Highlights & Insights¶

This work is the first to define a purely vision-based epileptic seizure forecasting task (predicting seizure occurrence within 5 seconds using a 3–10 second window), representing a clinically pioneering contribution.
The cross-species transfer learning paradigm is novel, exploiting pathological consistency between rodent and human epilepsy for knowledge transfer.
The finding of a low optimal masking ratio (0.3) reveals a fundamental difference in information density between medical and natural videos.
The performance degradation when pre-training on seizure samples alone underscores the importance of normal behavior as a contrastive baseline.

Limitations & Future Work¶

The evaluation set comprises only 40 video sequences, limiting statistical power.
A fixed 5-second prediction window is used; varying prediction horizons are not explored.
The method is purely visual, without incorporating audio or wearable device signals.
The theoretical basis of cross-species transfer — specifically which behavioral patterns are truly transferable — lacks in-depth analysis.
Clinical deployment requires validation on larger-scale, more diverse longitudinal datasets.

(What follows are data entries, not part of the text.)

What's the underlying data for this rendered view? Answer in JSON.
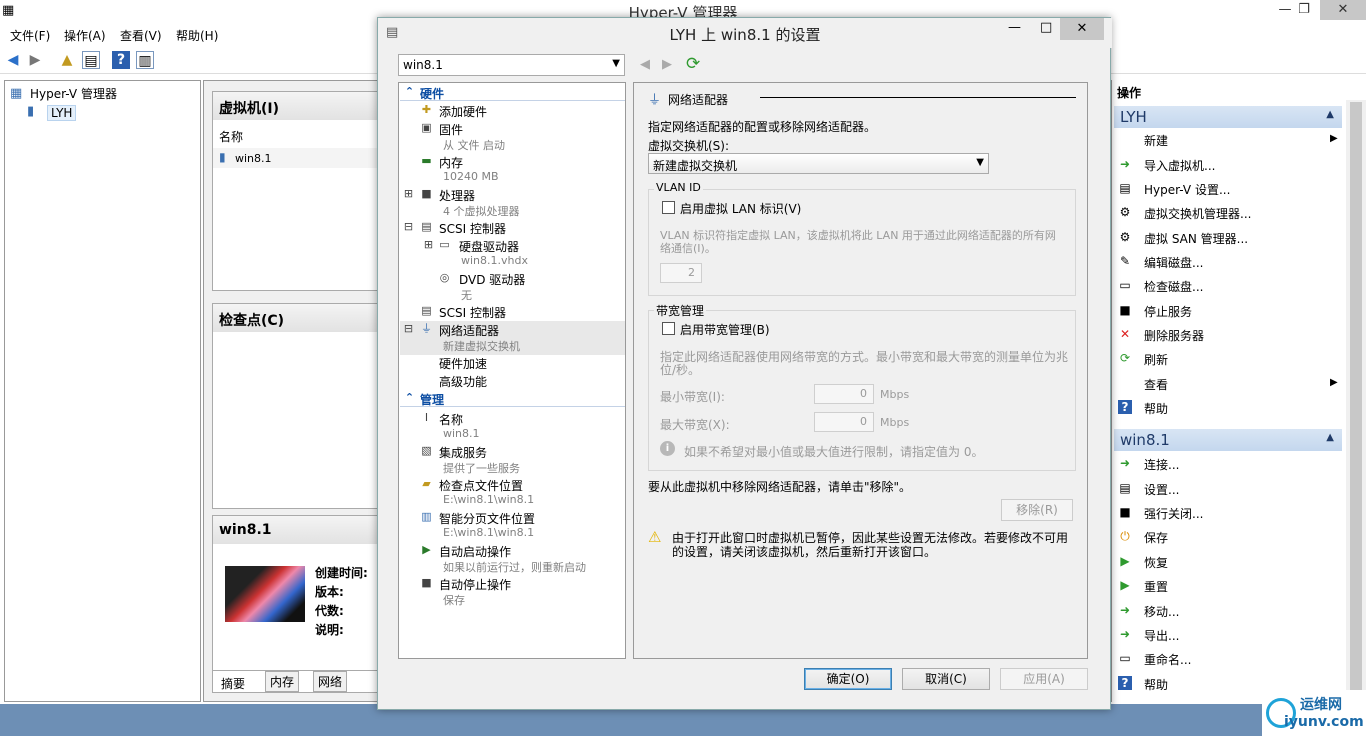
{
  "main": {
    "title": "Hyper-V 管理器",
    "menu": [
      "文件(F)",
      "操作(A)",
      "查看(V)",
      "帮助(H)"
    ],
    "tree_root": "Hyper-V 管理器",
    "tree_host": "LYH",
    "vm_panel_title": "虚拟机(I)",
    "vm_col_name": "名称",
    "vm_row": "win8.1",
    "checkpoint_title": "检查点(C)",
    "detail_title": "win8.1",
    "detail_fields": [
      "创建时间:",
      "版本:",
      "代数:",
      "说明:"
    ],
    "detail_tabs": [
      "摘要",
      "内存",
      "网络"
    ]
  },
  "actions": {
    "header": "操作",
    "section1": "LYH",
    "items1": [
      "新建",
      "导入虚拟机...",
      "Hyper-V 设置...",
      "虚拟交换机管理器...",
      "虚拟 SAN 管理器...",
      "编辑磁盘...",
      "检查磁盘...",
      "停止服务",
      "删除服务器",
      "刷新",
      "查看",
      "帮助"
    ],
    "section2": "win8.1",
    "items2": [
      "连接...",
      "设置...",
      "强行关闭...",
      "保存",
      "恢复",
      "重置",
      "移动...",
      "导出...",
      "重命名...",
      "帮助"
    ]
  },
  "dialog": {
    "title": "LYH 上 win8.1 的设置",
    "vm_select": "win8.1",
    "tree": {
      "hardware_header": "硬件",
      "add_hw": "添加硬件",
      "firmware": "固件",
      "firmware_sub": "从 文件 启动",
      "memory": "内存",
      "memory_sub": "10240 MB",
      "cpu": "处理器",
      "cpu_sub": "4 个虚拟处理器",
      "scsi1": "SCSI 控制器",
      "hdd": "硬盘驱动器",
      "hdd_sub": "win8.1.vhdx",
      "dvd": "DVD 驱动器",
      "dvd_sub": "无",
      "scsi2": "SCSI 控制器",
      "nic": "网络适配器",
      "nic_sub": "新建虚拟交换机",
      "hw_accel": "硬件加速",
      "advanced": "高级功能",
      "mgmt_header": "管理",
      "name": "名称",
      "name_sub": "win8.1",
      "integration": "集成服务",
      "integration_sub": "提供了一些服务",
      "ckpt_loc": "检查点文件位置",
      "ckpt_loc_sub": "E:\\win8.1\\win8.1",
      "paging_loc": "智能分页文件位置",
      "paging_loc_sub": "E:\\win8.1\\win8.1",
      "auto_start": "自动启动操作",
      "auto_start_sub": "如果以前运行过，则重新启动",
      "auto_stop": "自动停止操作",
      "auto_stop_sub": "保存"
    },
    "content": {
      "section_title": "网络适配器",
      "desc": "指定网络适配器的配置或移除网络适配器。",
      "switch_label": "虚拟交换机(S):",
      "switch_value": "新建虚拟交换机",
      "vlan_group": "VLAN ID",
      "vlan_check": "启用虚拟 LAN 标识(V)",
      "vlan_desc": "VLAN 标识符指定虚拟 LAN，该虚拟机将此 LAN 用于通过此网络适配器的所有网络通信(I)。",
      "vlan_value": "2",
      "bw_group": "带宽管理",
      "bw_check": "启用带宽管理(B)",
      "bw_desc": "指定此网络适配器使用网络带宽的方式。最小带宽和最大带宽的测量单位为兆位/秒。",
      "min_label": "最小带宽(I):",
      "min_value": "0",
      "max_label": "最大带宽(X):",
      "max_value": "0",
      "unit": "Mbps",
      "bw_info": "如果不希望对最小值或最大值进行限制，请指定值为 0。",
      "remove_desc": "要从此虚拟机中移除网络适配器，请单击\"移除\"。",
      "remove_btn": "移除(R)",
      "warning": "由于打开此窗口时虚拟机已暂停，因此某些设置无法修改。若要修改不可用的设置，请关闭该虚拟机，然后重新打开该窗口。"
    },
    "buttons": {
      "ok": "确定(O)",
      "cancel": "取消(C)",
      "apply": "应用(A)"
    }
  },
  "watermark": {
    "text": "运维网",
    "url": "iyunv.com"
  },
  "colors": {
    "accent": "#0d4ea3",
    "section_bg": "#c4d7ee",
    "close_btn": "#c7c7c7"
  }
}
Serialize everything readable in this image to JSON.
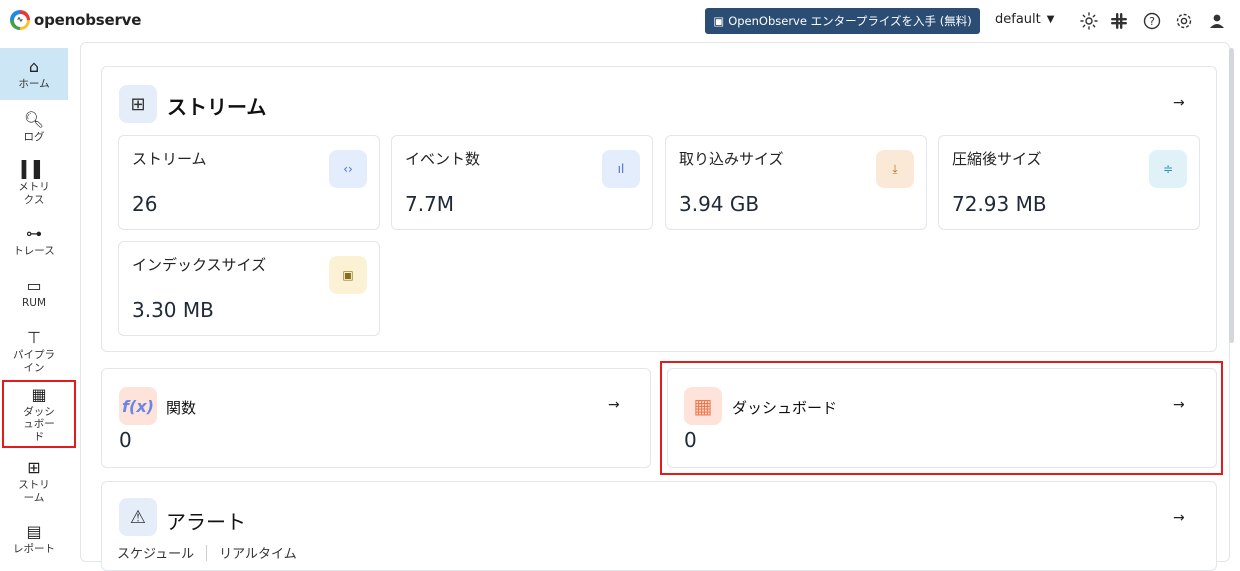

VideoMAE, as a powerful foundation model for video self-supervised learning, warrants further exploration in medical domains.
The RodEpil dataset provides a new data resource for cross-species learning research.
The few-shot learning paradigm is well-suited to data-scarce medical settings, though broader sample diversity is needed to validate robustness.
The cross-species consistency hypothesis may extend beyond epilepsy to other neurological and behavioral disorders, warranting generalizability studies.
Complementary fusion with EEG-based methods may represent an important future direction.

Rating¶

Novelty: ⭐⭐⭐⭐ First formulation of video-based seizure forecasting; cross-species transfer paradigm is highly original.
Experimental Thoroughness: ⭐⭐⭐ Ablation design is well-conceived, but the dataset size (40 videos) is limited and statistical significance is questionable.
Writing Quality: ⭐⭐⭐⭐ Problem definition is clear and the framework is described thoroughly.
Value: ⭐⭐⭐⭐ Opens a new direction for non-invasive seizure warning systems with significant clinical potential.

Additional Remarks¶

The core assumption underlying cross-species transfer learning — that pre-ictal behavioral prodromes share commonalities across species — has partial support in the neuroscience literature. Although validated at limited scale, this work opens new avenues for large-scale follow-up studies. Future integration of multimodal signals (video + HRV + audio) is expected to further improve forecasting performance.